In her reaction to the news, Ngozi Okonjo-Iweala, director general of the World Trade Organisation welcomed the move and encouraged countries like Japan to “come back to Africa” and help integrate the continent into global supply chains for value-added goods and services.

She said this would help African growth, job creation, and development while also benefitting investing companies. To this end, the DG welcomed the announcement by Japanese Prime Minister Fumio Kishida of USD 30 billion in contributions to Africa over the next three years.

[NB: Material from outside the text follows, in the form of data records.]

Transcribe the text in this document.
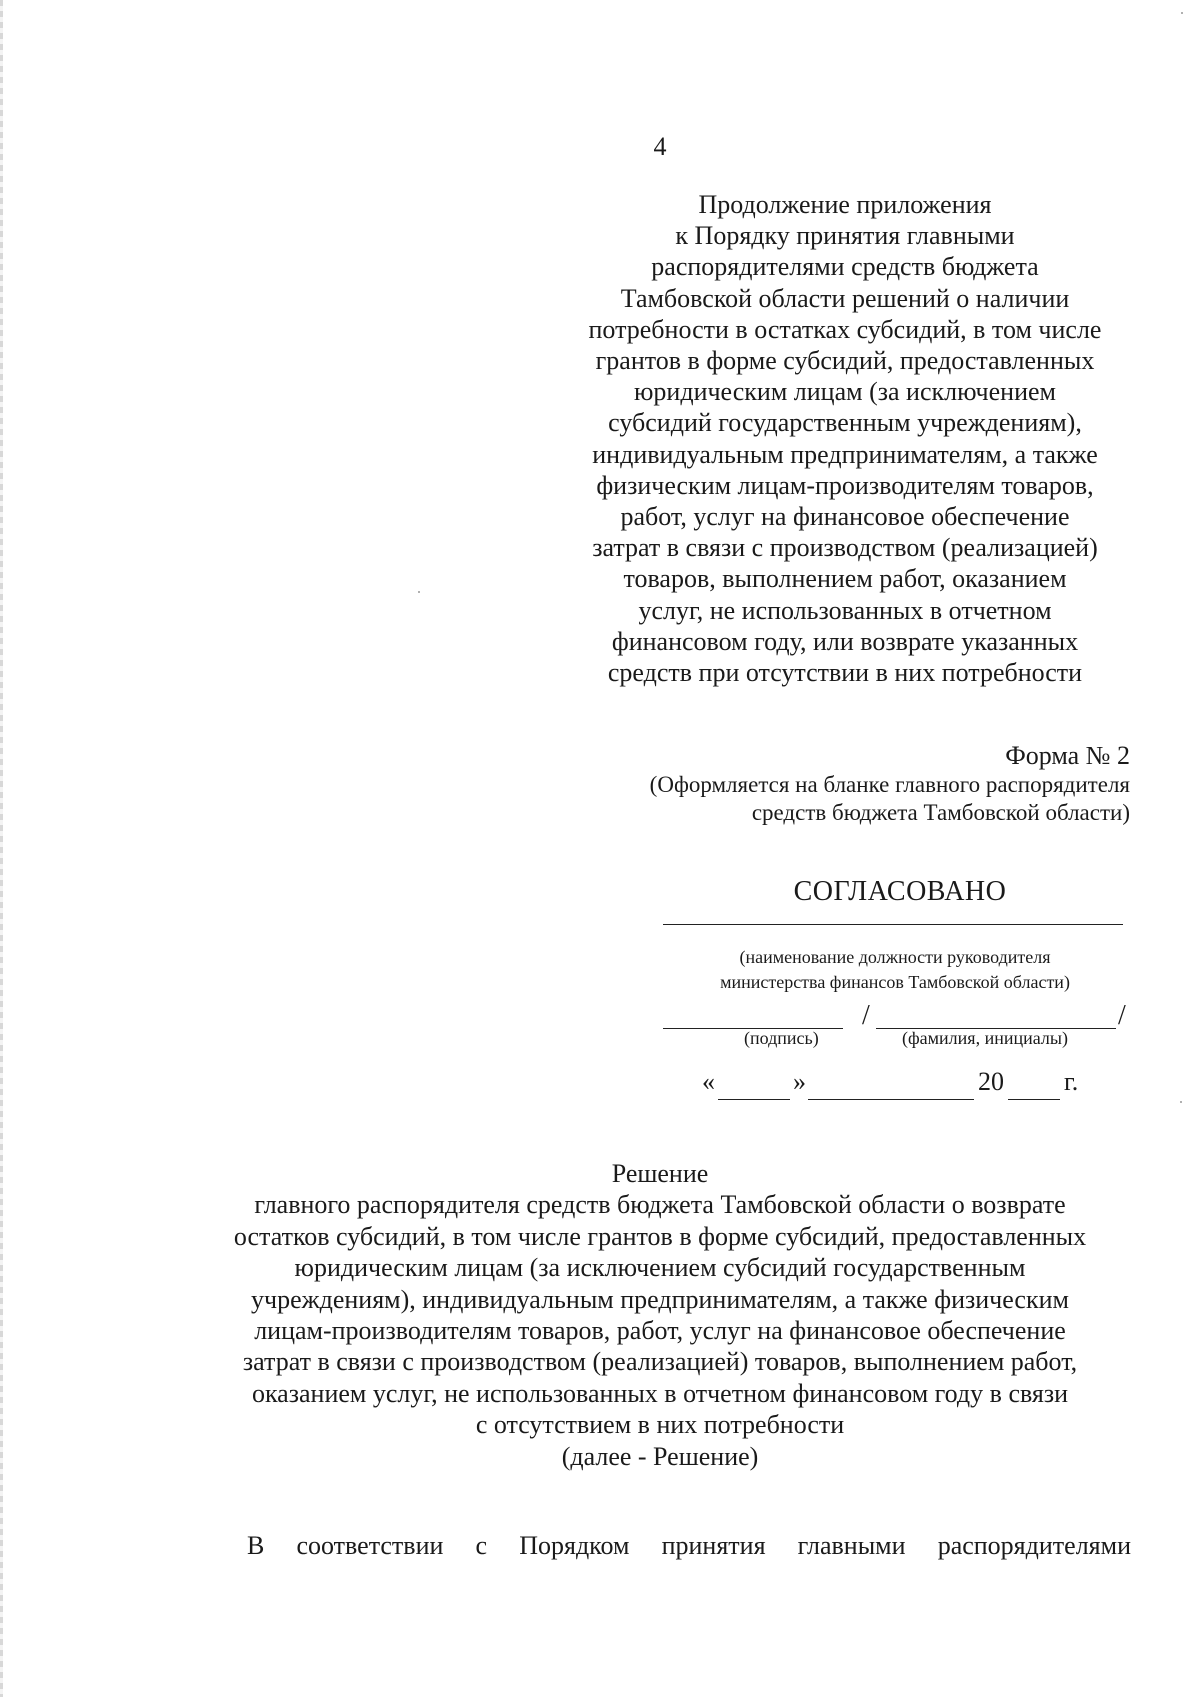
4
Продолжение приложения
к Порядку принятия главными
распорядителями средств бюджета
Тамбовской области решений о наличии
потребности в остатках субсидий, в том числе
грантов в форме субсидий, предоставленных
юридическим лицам (за исключением
субсидий государственным учреждениям),
индивидуальным предпринимателям, а также
физическим лицам-производителям товаров,
работ, услуг на финансовое обеспечение
затрат в связи с производством (реализацией)
товаров, выполнением работ, оказанием
услуг, не использованных в отчетном
финансовом году, или возврате указанных
средств при отсутствии в них потребности
Форма № 2
(Оформляется на бланке главного распорядителя
средств бюджета Тамбовской области)
СОГЛАСОВАНО
(наименование должности руководителя
министерства финансов Тамбовской области)
/	/
(подпись)	(фамилия, инициалы)
«	»	20 г.
Решение
главного распорядителя средств бюджета Тамбовской области о возврате
остатков субсидий, в том числе грантов в форме субсидий, предоставленных
юридическим лицам (за исключением субсидий государственным
учреждениям), индивидуальным предпринимателям, а также физическим
лицам-производителям товаров, работ, услуг на финансовое обеспечение
затрат в связи с производством (реализацией) товаров, выполнением работ,
оказанием услуг, не использованных в отчетном финансовом году в связи
с отсутствием в них потребности
(далее - Решение)
В соответствии с Порядком принятия главными распорядителями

Participants in TICAD 8 issued a concluding “Tunis Declaration” in which they reaffirmed their commitment to uphold and strengthen the rules-based multilateral trading system with the WTO at its core.

They also called for the implementation of the outcomes reached at the WTO’s 12th WTO Ministerial Conference, including those on special and differential treatment, fisheries subsidies, food security, and the WTO response to the COVID-19 pandemic and preparedness for future pandemics.

Africa had planned the African Continental Free Trade Area (AfCFTA) to build an integrated market of 1.4 billion consumers and entrepreneurs but the COVID-19 pandemic has set Africa back several decades on poverty reduction, education, and job creation and brought back familiar problems related to debt distress, Iweala said.